O imperialismo de Putin

Pedro Corzo
Pedro Corzo

Em conversas com alguns amigos de firmes convicções democráticas, apreciei uma defesa discreta da agressão do coronel da KGB, Vladimir Putin, contra a Ucrânia, algo difícil de entender quando se sabe que são pessoas que invariavelmente repudiaram ditadores, em Em particular, aqueles que, como Putin, Xi Jimping e aiatolá Ali Khamenei, são aliados dos regimes cubano, venezuelano e nicaraguense e apoiadores diretos do genocida sírio Bashar al Assad.

O ataque liderado por Putin contra uma nação independente não tem nada a ver com uma possível conspiração internacional que busca violar nossos direitos e oportunidades. Esta ação criminosa visa apenas satisfazer as ambições imperiais de um ex-coronel da KGB, uma força criminosa apenas comparável por sua brutalidade à Gestapo, que também treinou a polícia política cubana e por derivação de Maduro, Ortega e Evo Morales.
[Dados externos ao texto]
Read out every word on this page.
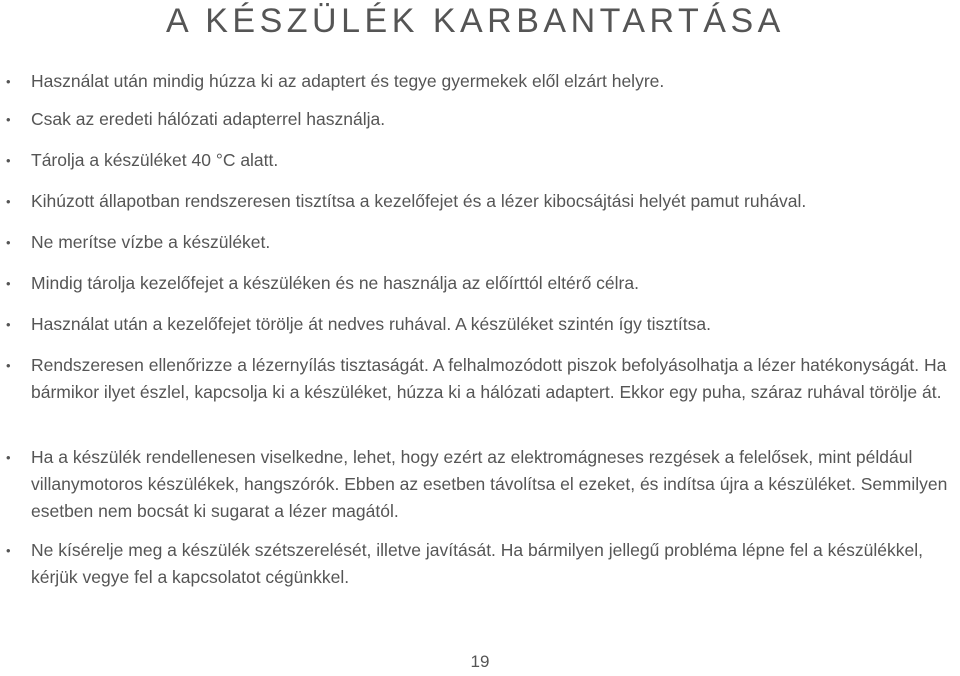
A KÉSZÜLÉK KARBANTARTÁSA
• Használat után mindig húzza ki az adaptert és tegye gyermekek elől elzárt helyre.
• Csak az eredeti hálózati adapterrel használja.
• Tárolja a készüléket 40 °C alatt.
• Kihúzott állapotban rendszeresen tisztítsa a kezelőfejet és a lézer kibocsájtási helyét pamut ruhával.
• Ne merítse vízbe a készüléket.
• Mindig tárolja kezelőfejet a készüléken és ne használja az előírttól eltérő célra.
• Használat után a kezelőfejet törölje át nedves ruhával. A készüléket szintén így tisztítsa.
• Rendszeresen ellenőrizze a lézernyílás tisztaságát. A felhalmozódott piszok befolyásolhatja a lézer hatékonyságát. Ha bármikor ilyet észlel, kapcsolja ki a készüléket, húzza ki a hálózati adaptert. Ekkor egy puha, száraz ruhával törölje át.
• Ha a készülék rendellenesen viselkedne, lehet, hogy ezért az elektromágneses rezgések a felelősek, mint például villanymotoros készülékek, hangszórók. Ebben az esetben távolítsa el ezeket, és indítsa újra a készüléket. Semmilyen esetben nem bocsát ki sugarat a lézer magától.
• Ne kísérelje meg a készülék szétszerelését, illetve javítását. Ha bármilyen jellegű probléma lépne fel a készülékkel, kérjük vegye fel a kapcsolatot cégünkkel.
19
Putin não é um homem de boa vontade, realidade que ficou evidenciada pela alta patente militar que alcançou nas forças de segurança soviéticas, que apoiaram o castrismo e tentaram impor o comunismo em todo o mundo. Meu amigo o escritor José Antonio Albertini diz que os defeitos se acentuam com o passar dos anos, e o déspota russo não seria exceção.

Este autocrata foi primeiro-ministro em 1999, em 2000 exerceu a presidência, que alternava com o cargo de primeiro-ministro quando a legislação o impedia de ser reeleito, o que o torna semelhante ao típico caudilho latino-americano do corte de Ortega e Maduro

Abordar esta questão pode ter repercussões negativas para alguns amigos e, lamento, mas é o que considero necessário lembrar que, em 2008, o pretenso czar de toda a Europa, na altura primeiro-ministro da Rússia, atacou a Geórgia, devido a uma disputa territorial em uma região em cujo subsolo existem importantes reservas de petróleo e gás, assunto que a imprensa e especialistas em assuntos internacionais pouco abordaram porque para muitos deles o único que inicia guerras pelo petróleo são os Estados Unidos.
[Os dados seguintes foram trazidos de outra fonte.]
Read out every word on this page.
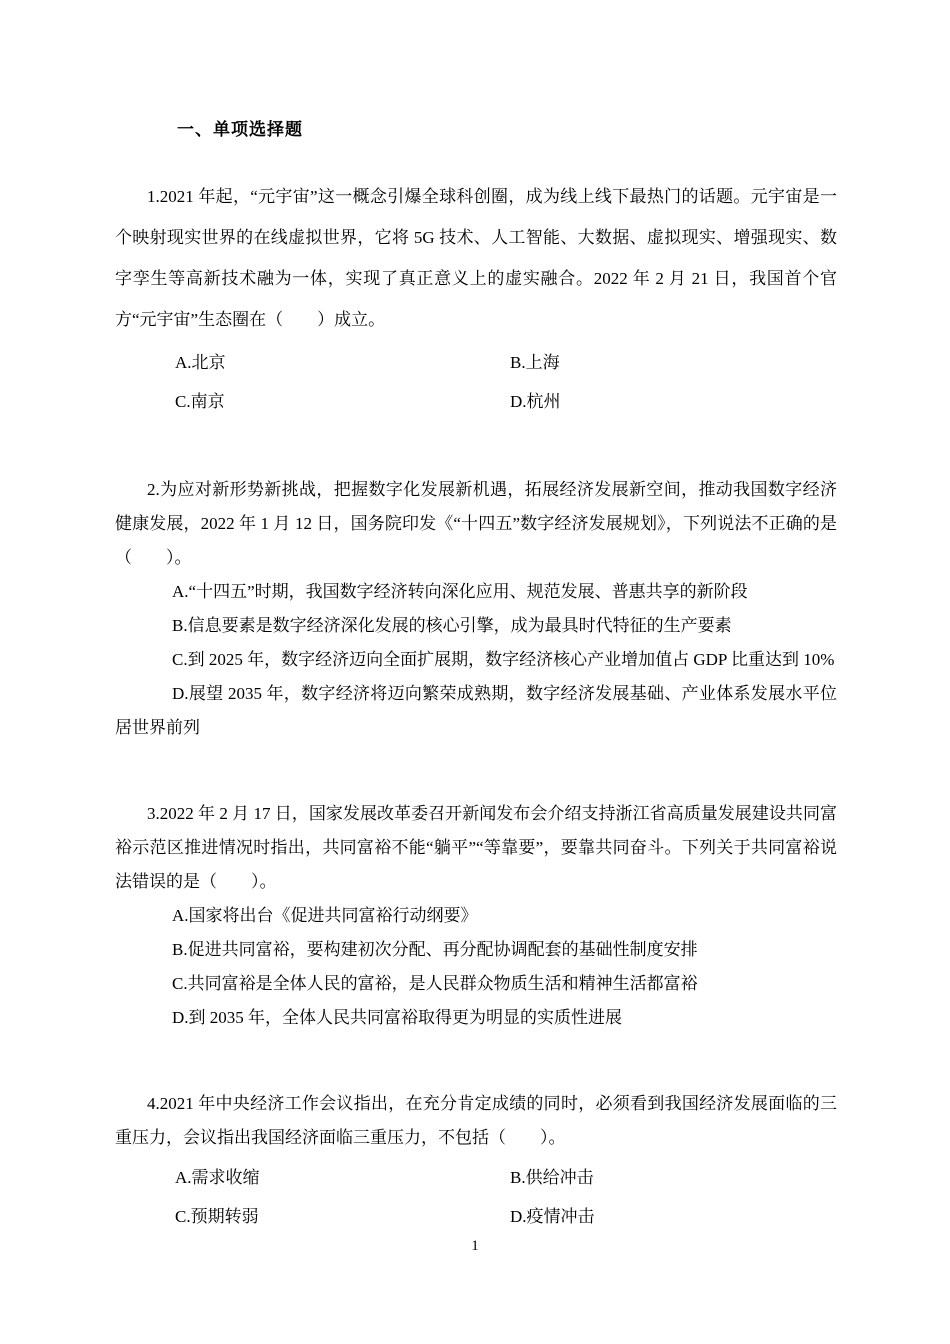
一、单项选择题

1.2021 年起，“元宇宙”这一概念引爆全球科创圈，成为线上线下最热门的话题。元宇宙是一个映射现实世界的在线虚拟世界，它将 5G 技术、人工智能、大数据、虚拟现实、增强现实、数字孪生等高新技术融为一体，实现了真正意义上的虚实融合。2022 年 2 月 21 日，我国首个官方“元宇宙”生态圈在（　　）成立。

A.北京	B.上海
C.南京	D.杭州

2.为应对新形势新挑战，把握数字化发展新机遇，拓展经济发展新空间，推动我国数字经济健康发展，2022 年 1 月 12 日，国务院印发《“十四五”数字经济发展规划》，下列说法不正确的是（　　）。

A.“十四五”时期，我国数字经济转向深化应用、规范发展、普惠共享的新阶段
B.信息要素是数字经济深化发展的核心引擎，成为最具时代特征的生产要素
C.到 2025 年，数字经济迈向全面扩展期，数字经济核心产业增加值占 GDP 比重达到 10%
D.展望 2035 年，数字经济将迈向繁荣成熟期，数字经济发展基础、产业体系发展水平位居世界前列

3.2022 年 2 月 17 日，国家发展改革委召开新闻发布会介绍支持浙江省高质量发展建设共同富裕示范区推进情况时指出，共同富裕不能“躺平”“等靠要”，要靠共同奋斗。下列关于共同富裕说法错误的是（　　）。

A.国家将出台《促进共同富裕行动纲要》
B.促进共同富裕，要构建初次分配、再分配协调配套的基础性制度安排
C.共同富裕是全体人民的富裕，是人民群众物质生活和精神生活都富裕
D.到 2035 年，全体人民共同富裕取得更为明显的实质性进展

4.2021 年中央经济工作会议指出，在充分肯定成绩的同时，必须看到我国经济发展面临的三重压力，会议指出我国经济面临三重压力，不包括（　　）。

A.需求收缩	B.供给冲击
C.预期转弱	D.疫情冲击
1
Esse mesmo coronel impediu em grande parte o povo sírio de conquistar sua liberdade com bombardeios maciços semelhantes aos ocorridos na Ucrânia, razão pela qual a cidade síria de Aleppo deve ser geminada com a ucraniana Mariupol, ambas vítimas de bombardeios injustificados de Vladimir Putin.

A guerra na Geórgia foi benéfica para a Rússia, pois impôs governos que representam seus interesses na Abkhazia e na Ossétia do Sul, enfim, no século 21, um ditador caprichoso cria ducados como se estivéssemos na Idade Média.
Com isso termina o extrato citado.